The MOGA Ace Power is the first Apple certified, iOS 7 compliant video game controller on the market. No one can take that away from manufacturer Power A, even a mobile gaming hardware reviewer who thinks it feels like a child's toy.
When the MOGA line of Android video game controllers was first announced, companies like Power A and it's rivals were frustrated that their mobile ingenuity could not find a home on Apple devices. Apple did not want game controllers interfering with its pristine, all-inclusive touchscreen phones and tablets. A year later, the maker of iPads, Pods and Phones announced controller support coming with the release of iOS 7.
Since then I've been eagerly awaiting news of an official Apple approved game controller, but the flood I expected hasn't come. Logitech has teased, but Power A seems to have beat them out of the gate. The MOGA Ace Pro should be available online and in Apple stores soon.
Why, it's this thing right here.
The MOGA Ace Pro takes a relatively standard game controller layout and wraps it around an iPhone 5, 5S, 5c or fifth generation iPod Touch.
Here's what the unit looks like closed.
Closed, it's about the size of smaller MOGA android controllers like the recently-released MOGA Hero Power. Open, with a suitable iDevice plugged into its lightning connector, it's about an inch and a half longer than the Sony PlayStation Vita, a particularly long portable gaming device in its own right.
The MOGA Ace Power gives mobile gamers console-style controls for games that support Apple's controller standard.
People who really hate touchscreen controls for games, for starters.
There are plenty of iOS games out there that feel like they were built with a game controller in mind but, for lack of such a device, ended up with clumsy virtual directional pads and buttons cluttering up the screen. Console and PC ports like Bastion and Limbo definitely fit the bill, as does the recent iOS adventure Oceanhorn.
It's a device for anyone who has questioned why they need both a dedicated gaming portable and a smart phone.
I played games with it, of course.
Power A supplied me with a loaner iPod Touch (I have no iPhone, sad to say), with a selection of pre-installed games for me to play. These included Limbo and Bastion, the zombie shooter Dead Trigger 2, space combat sim Galaxy on Fire II HD, platforming shooter Fur Fighters, and a pair of horrible games called Otto Matic and Bugdom 2, which should never be used to demonstrate anything ever.
I also downloaded Oceanhorn, an amazing adventure game recently released on iOS with controller support, and Trouserheart, a game that claimed controller support but apparently had no idea what it was talking about — it did not work.
It Controls Things — The MOGA Ace Power, when used in conjunction with a supported game, does indeed grant players access to console-style controls for their mobile games. With the iPod Touch firmly docked and a good game running, it's easy to forget you're playing some strange amalgam of phone/MP3 player and game controller. At its best, it really feels like a new sort dedicated portable gaming system.
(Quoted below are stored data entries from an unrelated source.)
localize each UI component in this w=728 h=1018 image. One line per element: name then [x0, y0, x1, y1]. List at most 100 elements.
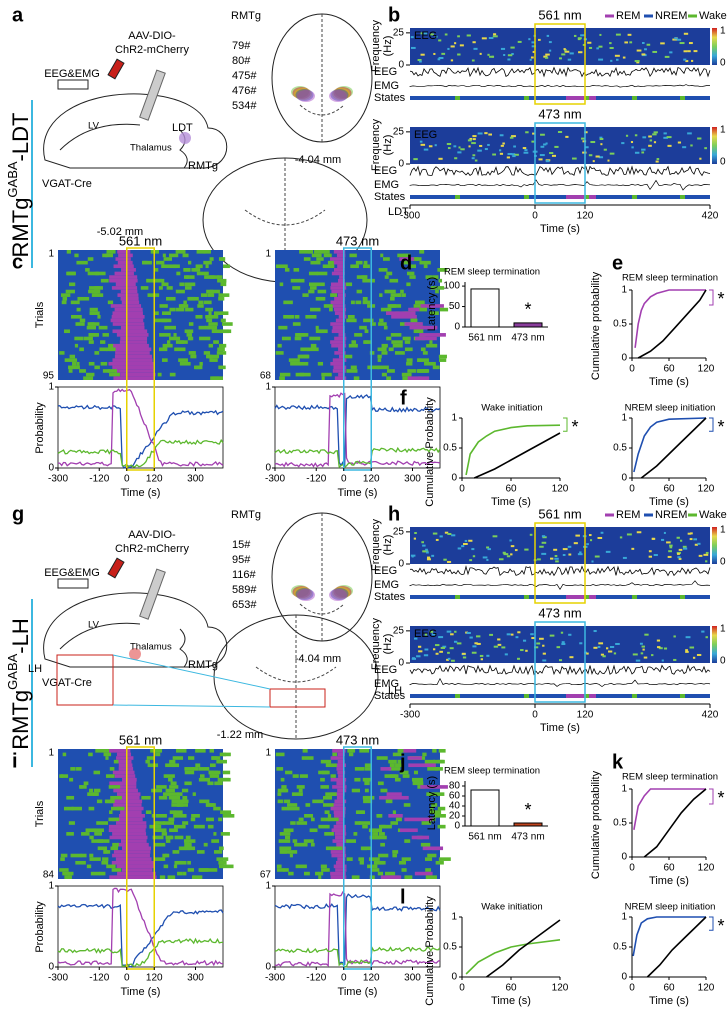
state-segment	[584, 195, 589, 199]
raster-wake	[85, 828, 97, 833]
raster-wake	[200, 774, 205, 778]
fiber-placement	[297, 589, 315, 601]
raster-wake	[283, 300, 293, 305]
state-segment	[524, 694, 529, 698]
raster-wake	[60, 293, 71, 297]
spectrogram-speckle	[428, 145, 433, 148]
raster-rem	[116, 821, 147, 825]
raster-wake	[164, 853, 170, 858]
raster-wake	[311, 253, 322, 258]
raster-wake	[163, 864, 169, 869]
raster-wake	[381, 372, 387, 377]
raster-wake	[187, 260, 192, 265]
raster-rem	[114, 271, 134, 276]
raster-wake	[209, 257, 214, 261]
raster-rem	[330, 777, 347, 782]
raster-wake	[369, 365, 380, 370]
spectrogram-speckle	[586, 543, 589, 546]
raster-wake	[356, 289, 363, 294]
y-tick-label: 0	[398, 559, 404, 570]
laser-window	[126, 247, 155, 471]
state-segment	[524, 195, 529, 199]
spectrogram-speckle	[484, 148, 488, 151]
probability-curve	[274, 446, 441, 469]
fiber-placement	[332, 587, 350, 599]
raster-wake	[92, 828, 104, 833]
significance: *	[717, 788, 724, 808]
raster-wake	[89, 857, 101, 861]
state-bar	[410, 694, 710, 698]
raster-wake	[218, 343, 227, 348]
spectrogram-speckle	[643, 656, 648, 659]
spectrogram-speckle	[562, 554, 566, 557]
raster-wake	[308, 271, 318, 276]
raster-wake	[186, 275, 190, 279]
spectrogram-speckle	[450, 659, 455, 662]
raster-wake	[377, 781, 384, 786]
raster-wake	[153, 842, 166, 847]
spectrogram-speckle	[468, 145, 471, 148]
spectrogram-speckle	[549, 634, 555, 637]
raster-wake	[74, 336, 84, 341]
raster-wake	[104, 749, 110, 753]
raster-wake	[173, 810, 183, 814]
virus-label: ChR2-mCherry	[115, 543, 189, 555]
raster-rem	[333, 365, 347, 370]
spectrogram-speckle	[689, 538, 693, 541]
raster-wake	[89, 286, 100, 290]
raster-wake	[207, 781, 214, 786]
spectrogram-speckle	[466, 631, 471, 634]
raster-wake	[73, 358, 78, 362]
raster-wake	[346, 369, 358, 373]
raster-wake	[110, 795, 122, 800]
anatomy-label: LH	[28, 663, 42, 675]
raster-wake	[80, 853, 87, 858]
spectrogram-speckle	[515, 636, 519, 639]
raster-wake	[378, 322, 387, 326]
state-segment	[455, 96, 460, 100]
raster-rem	[115, 351, 150, 355]
raster-wake	[419, 307, 428, 312]
mouse-id: 15#	[232, 539, 251, 551]
raster-wake	[87, 271, 99, 276]
raster-wake	[169, 759, 176, 764]
spectrogram-speckle	[450, 45, 455, 48]
spectrogram-speckle	[565, 135, 569, 138]
spectrogram-speckle	[504, 653, 508, 656]
fiber-placement	[292, 87, 311, 99]
raster-wake	[165, 835, 173, 840]
raster-wake	[153, 311, 159, 315]
raster-wake	[284, 268, 290, 272]
raster-wake	[350, 264, 359, 269]
spectrogram-speckle	[481, 37, 487, 40]
spectrogram-speckle	[541, 552, 547, 555]
spectrogram-speckle	[668, 550, 672, 553]
raster-wake	[94, 832, 102, 836]
raster-wake	[99, 871, 106, 876]
raster-wake	[278, 839, 291, 843]
raster-wake	[143, 260, 152, 265]
spectrogram	[410, 28, 710, 65]
spectrogram-speckle	[691, 59, 694, 62]
raster-wake	[177, 792, 183, 796]
bar	[513, 822, 543, 827]
spectrogram-speckle	[500, 144, 504, 147]
spectrogram-speckle	[568, 633, 572, 636]
raster-wake	[318, 875, 322, 879]
spectrogram-speckle	[423, 550, 429, 553]
spectrogram-speckle	[480, 658, 483, 661]
raster-wake	[88, 289, 99, 294]
raster-wake	[222, 264, 230, 269]
bar	[470, 288, 500, 328]
spectrogram-speckle	[469, 636, 473, 639]
raster-wake	[401, 293, 406, 297]
panel-letter: k	[612, 751, 624, 773]
spectrogram-speckle	[422, 544, 426, 547]
raster-wake	[424, 759, 436, 764]
state-segment	[524, 96, 529, 100]
spectrogram-speckle	[469, 137, 473, 140]
raster-wake	[277, 799, 283, 804]
spectrogram-speckle	[690, 532, 693, 535]
raster-wake	[220, 832, 230, 836]
legend-label: Wake	[699, 10, 727, 22]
It Charges Things — The MOGA Ace Power, like its Android brethren, has the ability to lend juice to your iDevice. Unlike the Android versions, this requires no additional cord. As long as the MOGA's charge is above 25 percent, a simple flipped switch sends power coursing through your phone.
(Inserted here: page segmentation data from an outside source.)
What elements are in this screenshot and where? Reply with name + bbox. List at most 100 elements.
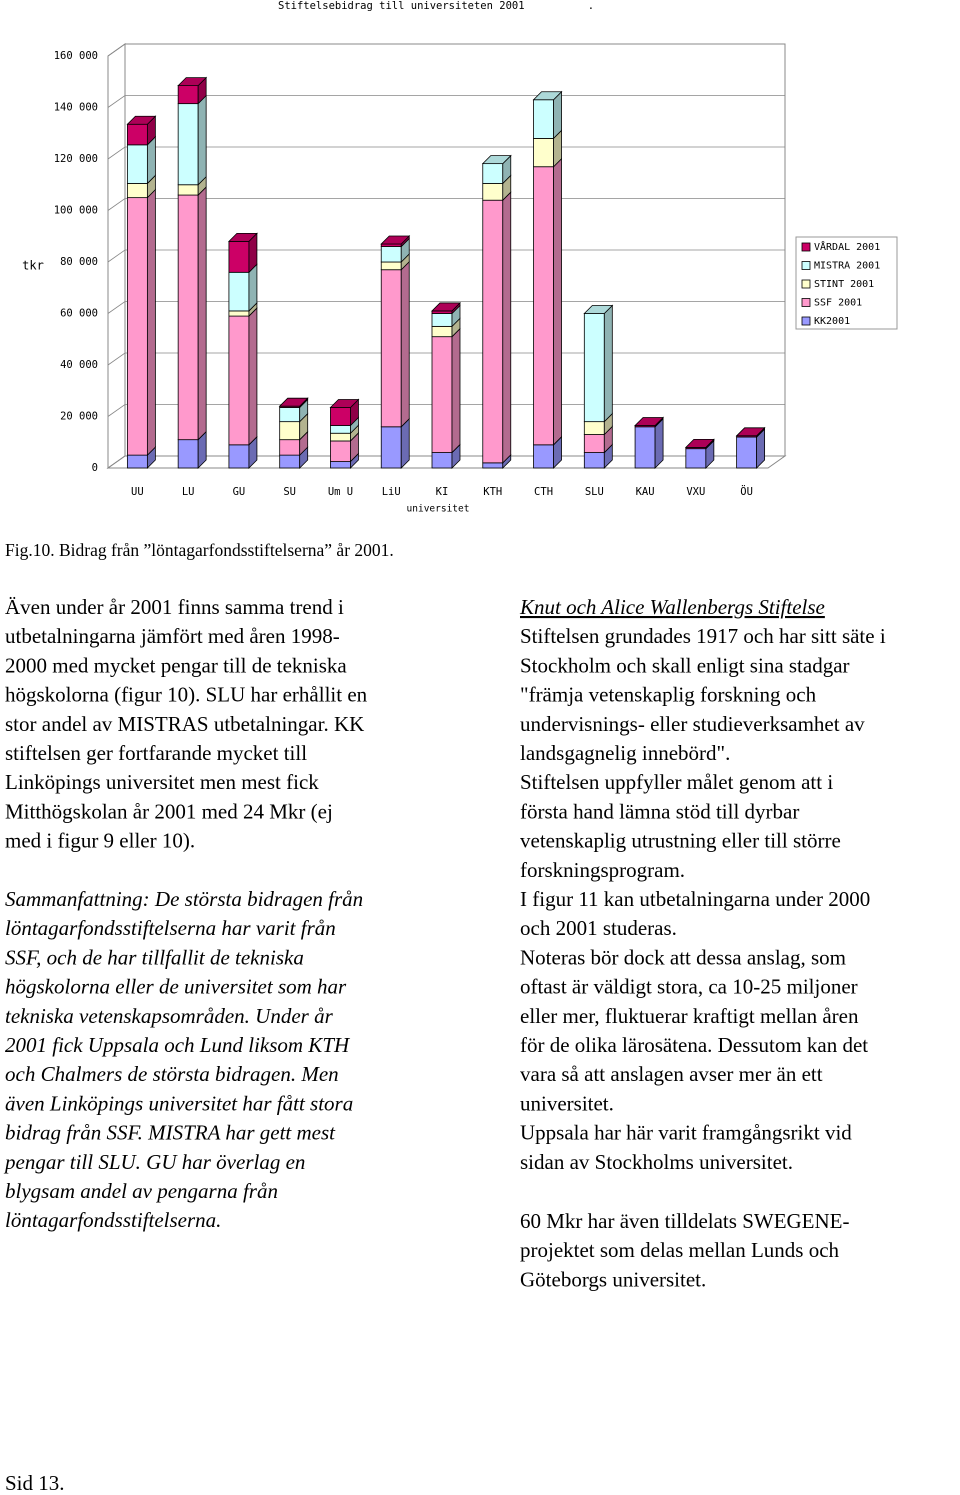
summary-line: Sammanfattning: De största bidragen från xyxy=(5,887,363,911)
bar-segment xyxy=(380,260,410,428)
paragraph-line: landsgagnelig innebörd". xyxy=(520,741,730,765)
summary-line: blygsam andel av pengarna från xyxy=(5,1179,278,1203)
bar-front xyxy=(583,452,605,469)
bar-front xyxy=(279,407,301,423)
footer: Sid 13. xyxy=(5,1471,65,1495)
bar-segment xyxy=(634,417,664,469)
bar-segment xyxy=(279,412,309,441)
bar-front xyxy=(279,421,301,441)
bar-segment xyxy=(736,428,766,469)
x-tick-label: KI xyxy=(436,486,449,498)
paragraph-line: projektet som delas mellan Lunds och xyxy=(520,1238,840,1262)
bar-front xyxy=(482,462,504,469)
bar-front xyxy=(177,194,199,441)
summary-line: tekniska vetenskapsområden. Under år xyxy=(5,1004,334,1028)
paragraph-line: Stockholm och skall enligt sina stadgar xyxy=(520,653,850,677)
bar-top xyxy=(481,155,512,165)
chart: 0 20 000 40 000 60 000 80 000 100 000 120 000 1… xyxy=(54,43,880,498)
bar-front xyxy=(380,246,402,263)
y-tick-label: 80 000 xyxy=(60,256,98,268)
bar-segment xyxy=(126,115,156,146)
bar-front xyxy=(228,444,250,469)
paragraph-line: och 2001 studeras. xyxy=(520,916,677,940)
bar-side xyxy=(146,188,156,457)
paragraph-line: universitet. xyxy=(520,1091,614,1115)
x-tick-label: VXU xyxy=(686,486,705,498)
bar-front xyxy=(482,163,504,184)
bar-top xyxy=(177,77,208,87)
bar-segment xyxy=(177,94,207,186)
legend-label: VÅRDAL 2001 xyxy=(814,240,880,253)
bar-top xyxy=(278,397,309,407)
bar-segment xyxy=(583,443,613,469)
paragraph-line: Även under år 2001 finns samma trend i xyxy=(5,595,344,619)
x-tick-label: CTH xyxy=(534,486,553,498)
bar-segment xyxy=(431,327,461,454)
legend-label: STINT 2001 xyxy=(814,279,874,290)
bar-front xyxy=(177,85,199,105)
x-tick-label: SLU xyxy=(585,486,604,498)
legend-swatch xyxy=(801,261,811,270)
y-tick-label: 120 000 xyxy=(54,153,98,165)
x-tick-label: ÖU xyxy=(740,485,753,498)
bar-side xyxy=(197,186,207,441)
bar-side xyxy=(197,94,207,186)
bar-front xyxy=(583,421,605,435)
bar-front xyxy=(177,439,199,469)
bar-front xyxy=(228,315,250,446)
section-heading: Knut och Alice Wallenbergs Stiftelse xyxy=(519,595,825,619)
chart-title: Stiftelsebidrag till universiteten 2001 … xyxy=(278,0,594,12)
paragraph-line: första hand lämna stöd till dyrbar xyxy=(520,799,799,823)
bar-front xyxy=(330,425,351,434)
bar-side xyxy=(400,417,410,469)
grid-line xyxy=(107,352,785,366)
paragraph-line: stiftelsen ger fortfarande mycket till xyxy=(5,741,307,765)
bar-top xyxy=(380,235,411,245)
paragraph-line: Uppsala har här varit framgångsrikt vid xyxy=(520,1121,852,1145)
x-tick-label: KTH xyxy=(483,486,502,498)
paragraph-line: 60 Mkr har även tilldelats SWEGENE- xyxy=(520,1209,850,1233)
bar-front xyxy=(330,432,351,442)
paragraph-line: Stiftelsen uppfyller målet genom att i xyxy=(520,770,833,794)
bar-top xyxy=(126,115,157,125)
grid-line xyxy=(107,198,785,211)
paragraph-line: Stiftelsen grundades 1917 och har sitt s… xyxy=(520,624,886,648)
grid-line xyxy=(107,455,785,469)
bar-front xyxy=(634,426,656,469)
bar-front xyxy=(431,313,453,327)
bar-segment xyxy=(380,237,410,263)
y-tick-label: 0 xyxy=(92,462,98,474)
bar-segment xyxy=(126,188,156,457)
paragraph-line: forskningsprogram. xyxy=(520,858,685,882)
bar-segment xyxy=(228,232,258,274)
bar-segment xyxy=(279,430,309,457)
y-tick-label: 140 000 xyxy=(54,102,98,114)
bar-side xyxy=(603,304,613,423)
bar-front xyxy=(126,454,148,469)
bar-top xyxy=(431,302,461,312)
bar-front xyxy=(533,137,554,168)
bar-segment xyxy=(177,186,207,441)
bar-front xyxy=(380,261,402,271)
bar-segment xyxy=(533,435,562,469)
summary-line: även Linköpings universitet har fått sto… xyxy=(5,1091,353,1115)
bar-side xyxy=(654,417,664,469)
legend-swatch xyxy=(801,279,811,289)
grid-line xyxy=(107,301,785,314)
paragraph-line: Mitthögskolan år 2001 med 24 Mkr (ej xyxy=(5,799,333,823)
summary-line: SSF, och de har tillfallit de tekniska xyxy=(5,945,304,969)
bar-segment xyxy=(228,263,258,312)
bar-segment xyxy=(126,446,156,469)
bar-side xyxy=(400,260,410,428)
paragraph-line: Göteborgs universitet. xyxy=(520,1267,706,1291)
bar-front xyxy=(177,184,199,196)
bar-front xyxy=(380,426,402,469)
text-body: Även under år 2001 finns samma trend i ut… xyxy=(3,595,886,1291)
x-tick-label: SU xyxy=(283,486,296,498)
bar-front xyxy=(583,434,605,453)
paragraph-line: Linköpings universitet men mest fick xyxy=(5,770,319,794)
paragraph-line: oftast är väldigt stora, ca 10-25 miljon… xyxy=(520,975,858,999)
bar-front xyxy=(685,448,707,469)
It's All Clever — From the locking device to the front-faced power button, which is simple a toggle that presses the power button on your phone or iPod, the MOGA Ace Pro is a clever little device. This is top-notch design, even if much of it was dictated by Apple.
It Looks Cheap — Well, just look at it. Those candy-colored face buttons, the brand-justified color scheme, the smooth black plastic — it doesn't look like something I'd want to slide my expensive phone into. "Is that the new iPhone 5s?" "Sure is!" "What the hell did you do to it?"
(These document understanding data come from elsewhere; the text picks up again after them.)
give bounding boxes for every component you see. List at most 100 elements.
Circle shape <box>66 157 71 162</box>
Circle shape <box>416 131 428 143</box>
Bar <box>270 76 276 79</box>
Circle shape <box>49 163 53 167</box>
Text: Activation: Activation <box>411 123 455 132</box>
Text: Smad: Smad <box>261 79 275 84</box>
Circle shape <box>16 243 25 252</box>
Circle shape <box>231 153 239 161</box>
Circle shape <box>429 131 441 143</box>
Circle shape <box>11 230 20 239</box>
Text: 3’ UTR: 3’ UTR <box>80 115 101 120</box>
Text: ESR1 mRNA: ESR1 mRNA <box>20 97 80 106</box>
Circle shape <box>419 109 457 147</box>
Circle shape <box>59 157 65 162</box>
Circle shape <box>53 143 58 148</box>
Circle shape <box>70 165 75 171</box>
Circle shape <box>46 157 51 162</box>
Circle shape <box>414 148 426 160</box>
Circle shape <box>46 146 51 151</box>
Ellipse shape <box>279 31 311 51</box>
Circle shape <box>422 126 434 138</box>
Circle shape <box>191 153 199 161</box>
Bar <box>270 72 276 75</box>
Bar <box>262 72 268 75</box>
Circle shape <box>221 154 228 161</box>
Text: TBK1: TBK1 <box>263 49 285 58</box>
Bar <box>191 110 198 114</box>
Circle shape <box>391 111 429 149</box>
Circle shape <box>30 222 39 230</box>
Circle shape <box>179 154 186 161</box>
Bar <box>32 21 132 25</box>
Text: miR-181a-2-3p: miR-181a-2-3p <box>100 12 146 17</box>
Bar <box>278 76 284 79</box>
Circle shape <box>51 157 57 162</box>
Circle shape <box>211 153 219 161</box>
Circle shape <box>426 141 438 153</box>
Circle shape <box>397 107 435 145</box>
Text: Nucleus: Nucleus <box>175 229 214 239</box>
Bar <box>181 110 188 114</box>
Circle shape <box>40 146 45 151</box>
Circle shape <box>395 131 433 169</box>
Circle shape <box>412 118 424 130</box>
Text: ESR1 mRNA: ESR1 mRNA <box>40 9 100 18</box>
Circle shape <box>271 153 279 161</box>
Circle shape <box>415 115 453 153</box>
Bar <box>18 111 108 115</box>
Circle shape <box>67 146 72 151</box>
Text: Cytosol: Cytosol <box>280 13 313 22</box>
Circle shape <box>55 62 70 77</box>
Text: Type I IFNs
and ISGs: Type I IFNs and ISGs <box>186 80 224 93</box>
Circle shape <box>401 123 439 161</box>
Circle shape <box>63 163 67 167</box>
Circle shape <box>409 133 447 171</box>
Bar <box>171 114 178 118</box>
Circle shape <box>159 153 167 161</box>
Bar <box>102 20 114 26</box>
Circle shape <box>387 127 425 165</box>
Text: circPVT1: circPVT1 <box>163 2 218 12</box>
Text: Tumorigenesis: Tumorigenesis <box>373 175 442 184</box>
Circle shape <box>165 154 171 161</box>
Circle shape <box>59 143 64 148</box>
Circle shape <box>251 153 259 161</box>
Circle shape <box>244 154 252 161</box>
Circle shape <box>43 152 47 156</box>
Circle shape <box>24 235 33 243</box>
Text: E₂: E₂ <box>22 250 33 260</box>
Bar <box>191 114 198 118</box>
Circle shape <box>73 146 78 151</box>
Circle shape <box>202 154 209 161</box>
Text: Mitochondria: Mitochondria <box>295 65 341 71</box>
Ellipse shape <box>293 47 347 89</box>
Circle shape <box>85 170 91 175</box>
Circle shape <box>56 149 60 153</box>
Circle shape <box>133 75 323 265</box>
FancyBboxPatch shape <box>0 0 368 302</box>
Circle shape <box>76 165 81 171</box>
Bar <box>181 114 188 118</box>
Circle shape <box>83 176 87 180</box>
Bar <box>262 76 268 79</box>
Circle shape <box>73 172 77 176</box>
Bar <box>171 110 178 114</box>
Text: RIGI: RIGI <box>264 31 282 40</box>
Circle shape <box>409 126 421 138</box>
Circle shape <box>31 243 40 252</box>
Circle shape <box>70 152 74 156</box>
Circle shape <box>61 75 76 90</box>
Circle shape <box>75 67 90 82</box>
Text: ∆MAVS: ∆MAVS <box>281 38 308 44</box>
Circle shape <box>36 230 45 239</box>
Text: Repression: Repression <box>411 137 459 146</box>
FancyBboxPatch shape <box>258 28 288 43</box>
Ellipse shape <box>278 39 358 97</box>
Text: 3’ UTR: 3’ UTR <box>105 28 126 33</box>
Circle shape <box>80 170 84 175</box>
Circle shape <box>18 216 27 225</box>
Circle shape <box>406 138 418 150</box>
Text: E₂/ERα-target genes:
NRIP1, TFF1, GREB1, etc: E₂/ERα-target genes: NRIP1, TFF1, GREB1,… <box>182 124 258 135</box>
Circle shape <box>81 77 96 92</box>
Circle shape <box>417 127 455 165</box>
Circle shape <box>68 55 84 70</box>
It Feels Cheap — Without a device docked, the MOGA Ace Pro could be confused with a broken toy. There's obviously a bit missing there (where the phone goes), in the middle of all that black and orange plastic. It rattles when shaken, and since only one side locks, it slides halfway open with the slightest shake.
Much of this is the nature of the device, but there has to be a way to make a controller that slides open while still feeling like a solid piece of equipment.
The Worry Game — More games that support iOS controllers are surely coming, but the fact that Power A had to pre-load a pair of cheap and horrible action games like Otto Matic and Bugdom 2 on the evaluation device doesn't say much for the current state of affairs.
It's really not quite as final as all that. The MOGA Ace Power is the first Apple certified iOS 7 controller I've gotten my hands on, and likely the first to market. that's a blessing and a curse. As of right now it's the only game in town, so its cheap feeling and looking construction might be overlooked. It's got the function, if not the form.
It's really too soon to say — we don't even have a price for this thing yet, just a page where we can sign up to be informed when it's available to order.
Power A has fired the first shot in the battle for the iOS video game controller market, but in doing so they've betrayed their position. Now the other controller makers know where to aim. Should be an interesting fight.